What works particularly well in this book is how Jones ties the central elements of Bruce Tucker’s death and how his heart came to be donated to white businessman Joseph Klett with the dark history of Richmond’s history and the Civil Rights struggle of the 1960s with the efforts of medical doctors to progress their field – initially through studying anatomy and later with transplant surgery.  By contextualising the events in this way, you can easily understand why Bruce’s brother, William, and his lawyer L. Douglas Wilder (who went onto become the first black Governor of a US state) are so suspicious of the hospital while also understanding what Dr Richard Lower and Dr David Hume (who headed the transplant team at the Medical College of Virginia) were trying to do in terms of advancing human medicine.

Certainly Virginia’s racial history runs right through the book with Jones beginning with Augustus L Warner, who moved to Richmond in 1837 and was determined to establish a medical school capable of competing with the best in the world.  From here Jones talks about how the need to teach medicine meant a need for bodies and it was fascinating to read about the resurrectionists (night doctors) who would go out grave robbing to keep the anatomists tables full.  I knew a bit about grave robbing in the United Kingdom but Jones makes interesting points about how climate was important for medical schools because they could only do anatomy dissections during colder months but the chilling thing about Richmond is how Warner boasted about the availability of black bodies for dissection, which were easier to obtain – in part because of the slave trade.  Jones brings to life some of the key players in this situation from Warner to Chris Barker, a black man who worked for the medical school and led the grave robbers, earning the enmity of black people in the city.

The action then jumps onto the 1950s and research into heart transplant surgery by Richard Lower and David Hume (who has had success in kidney transplants and wants to put MCV on the map by pioneering heart transplants).  Jones gives you a good sense of the personalities of both men and again contextualises their efforts in the context of the difficulties of carrying out such operations and the experiments done to try and overcome them (some of which are truly gruesome).  Again, the racial politics of the day form a backdrop to this with Jones contextualising the hospital’s activities with its segregated wards (which were in terrible condition) and the treatment of black students (including a valedictorian who couldn’t attend some of the social events set up for the graduating year).

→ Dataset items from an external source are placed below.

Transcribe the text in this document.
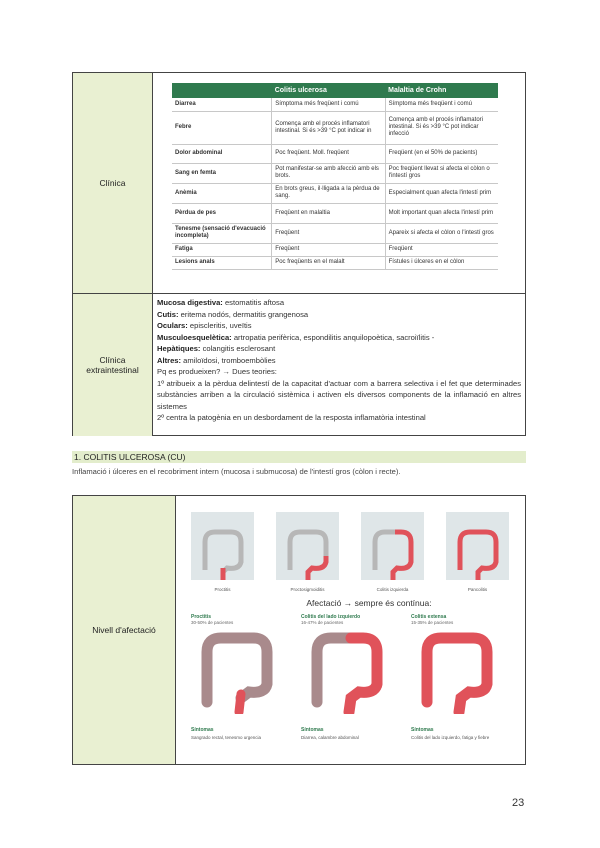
Clínica
	Colitis ulcerosa	Malaltia de Crohn
Diarrea	Símptoma més freqüent i comú	Símptoma més freqüent i comú
Febre	Comença amb el procés inflamatori intestinal. Si és >39 °C pot indicar in	Comença amb el procés inflamatori intestinal. Si és >39 °C pot indicar infecció
Dolor abdominal	Poc freqüent. Moll. freqüent	Freqüent (en el 50% de pacients)
Sang en femta	Pot manifestar-se amb afecció amb els brots.	Poc freqüent llevat si afecta el còlon o l'intestí gros
Anèmia	En brots greus, il·lligada a la pèrdua de sang.	Especialment quan afecta l'intestí prim
Pèrdua de pes	Freqüent en malaltia	Molt important quan afecta l'intestí prim
Tenesme (sensació d'evacuació incompleta)	Freqüent	Apareix si afecta el còlon o l'intestí gros
Fatiga	Freqüent	Freqüent
Lesions anals	Poc freqüents en el malalt	Fístules i úlceres en el còlon
Clínica extraintestinal
Mucosa digestiva: estomatitis aftosa
Cutis: eritema nodós, dermatitis grangenosa
Oculars: episcleritis, uveïtis
Musculoesquelètica: artropatia perifèrica, espondilitis anquilopoètica, sacroiïlitis -
Hepàtiques: colangitis esclerosant
Altres: amiloïdosi, tromboembòlies
Pq es produeixen? → Dues teories:
1º atribueix a la pèrdua delintestí de la capacitat d'actuar com a barrera selectiva i el fet que determinades substàncies arriben a la circulació sistèmica i activen els diversos components de la inflamació en altres sistemes
2º centra la patogènia en un desbordament de la resposta inflamatòria intestinal
1. COLITIS ULCEROSA (CU)
Inflamació i úlceres en el recobriment intern (mucosa i submucosa) de l'intestí gros (còlon i recte).
Nivell d'afectació
Proctitis	Proctosigmoiditis	Colitis izquierda	Pancolitis
Afectació → sempre és contínua:
Proctitis
30-50% de pacientes
Síntomas
Sangrado rectal, tenesmo urgencia
Colitis del lado izquierdo
16-47% de pacientes
Síntomas
Diarrea, calambre abdominal
Colitis extensa
15-35% de pacientes
Síntomas
Colitis del lado izquierdo, fatiga y fiebre
23
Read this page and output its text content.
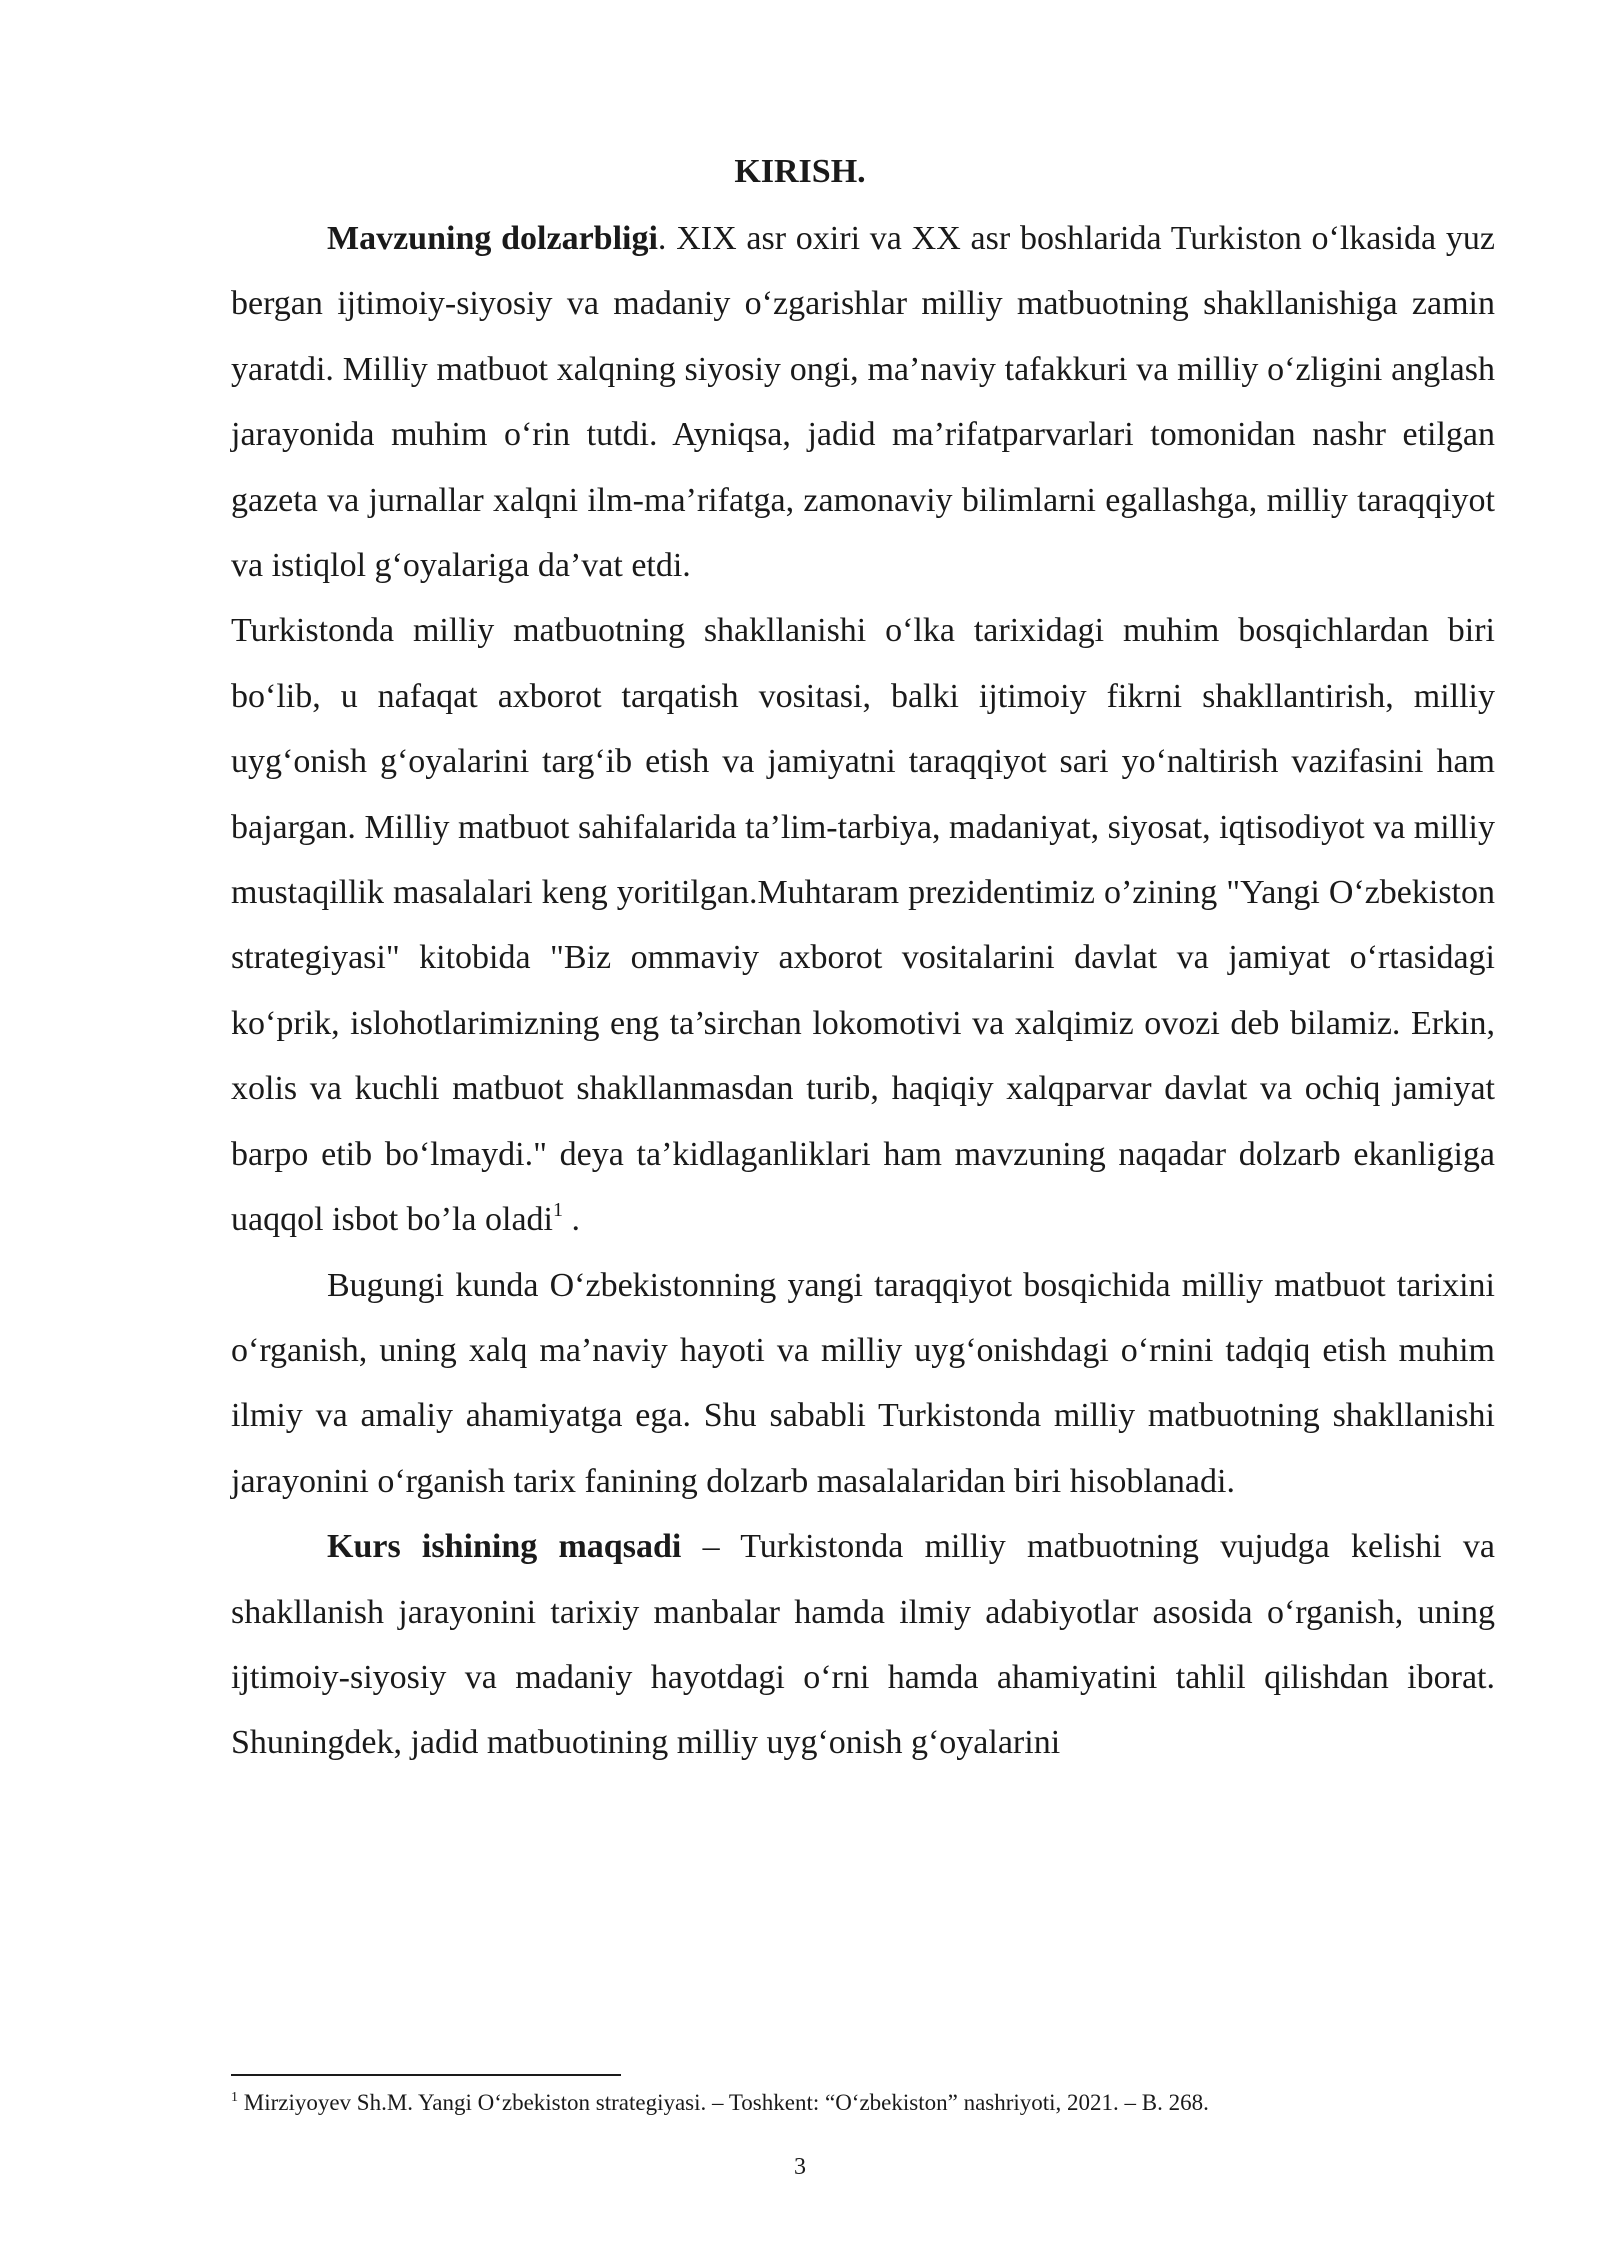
KIRISH.

Mavzuning dolzarbligi. XIX asr oxiri va XX asr boshlarida Turkiston o‘lkasida yuz bergan ijtimoiy-siyosiy va madaniy o‘zgarishlar milliy matbuotning shakllanishiga zamin yaratdi. Milliy matbuot xalqning siyosiy ongi, ma’naviy tafakkuri va milliy o‘zligini anglash jarayonida muhim o‘rin tutdi. Ayniqsa, jadid ma’rifatparvarlari tomonidan nashr etilgan gazeta va jurnallar xalqni ilm-ma’rifatga, zamonaviy bilimlarni egallashga, milliy taraqqiyot va istiqlol g‘oyalariga da’vat etdi.

Turkistonda milliy matbuotning shakllanishi o‘lka tarixidagi muhim bosqichlardan biri bo‘lib, u nafaqat axborot tarqatish vositasi, balki ijtimoiy fikrni shakllantirish, milliy uyg‘onish g‘oyalarini targ‘ib etish va jamiyatni taraqqiyot sari yo‘naltirish vazifasini ham bajargan. Milliy matbuot sahifalarida ta’lim-tarbiya, madaniyat, siyosat, iqtisodiyot va milliy mustaqillik masalalari keng yoritilgan.Muhtaram prezidentimiz o’zining "Yangi O‘zbekiston strategiyasi" kitobida "Biz ommaviy axborot vositalarini davlat va jamiyat o‘rtasidagi ko‘prik, islohotlarimizning eng ta’sirchan lokomotivi va xalqimiz ovozi deb bilamiz. Erkin, xolis va kuchli matbuot shakllanmasdan turib, haqiqiy xalqparvar davlat va ochiq jamiyat barpo etib bo‘lmaydi." deya ta’kidlaganliklari ham mavzuning naqadar dolzarb ekanligiga uaqqol isbot bo’la oladi$^1$ .

Bugungi kunda O‘zbekistonning yangi taraqqiyot bosqichida milliy matbuot tarixini o‘rganish, uning xalq ma’naviy hayoti va milliy uyg‘onishdagi o‘rnini tadqiq etish muhim ilmiy va amaliy ahamiyatga ega. Shu sababli Turkistonda milliy matbuotning shakllanishi jarayonini o‘rganish tarix fanining dolzarb masalalaridan biri hisoblanadi.

Kurs ishining maqsadi – Turkistonda milliy matbuotning vujudga kelishi va shakllanish jarayonini tarixiy manbalar hamda ilmiy adabiyotlar asosida o‘rganish, uning ijtimoiy-siyosiy va madaniy hayotdagi o‘rni hamda ahamiyatini tahlil qilishdan iborat. Shuningdek, jadid matbuotining milliy uyg‘onish g‘oyalarini

$^1$ Mirziyoyev Sh.M. Yangi O‘zbekiston strategiyasi. – Toshkent: “O‘zbekiston” nashriyoti, 2021. – B. 268.
3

For me the court case brought by William Tucker was probably the least successful part of the book.  This is not entirely Jones’s fault – there was no official transcript of the trial so he’s dependent on what was in the public domain and the notes made by Judge Compton – while Bruce Tucker’s son refused to participate in the book, which could have provided additional context to William’s feelings.  What does come through is that MCV was grossly negligent in trying to locate Bruce’s relatives before harvesting his organs and were incredibly insensitive and high-handed in dealing with the family – never even offering an apology or explanation.  Jones does a sturdy job of setting out the legal issues of the case and why William Tucker’s efforts failed, but it would have been interesting to understand more about Judge Compton’s reasons for changing his mind on a key legal issue regarding when death occurred.

I could have also done without the postscript, which sees Jones’s attempts to track down Bruce’s son, Abraham.  While I understand why Jones wanted to do it (and I think the book would have benefitted from his participation), given his clear reluctance to engage with Jones via mail and through relatives, I could well understand his suspicion when Jones showed up at his house and it just felt intrusive.

That said, I did find this a fascinating read that completely held my attention from beginning to end.  I certainly came away with more of a sense of the experience of black Americans in Virginia and why so many in the community are mistrustful of authority establishments like hospitals.  I equally got an understanding of the problems of transplant surgery and the risks and ethically questionable decisions that were taken to advance medical knowledge.  It’s a book that genuinely tries to show all the issues and be fair to the parties involved but at the same time not pull its punches. 

THE ORGAN THIEVES was released in the United Kingdom on 15th August 2020.  Thanks to Quercus Books for the review copy of this book.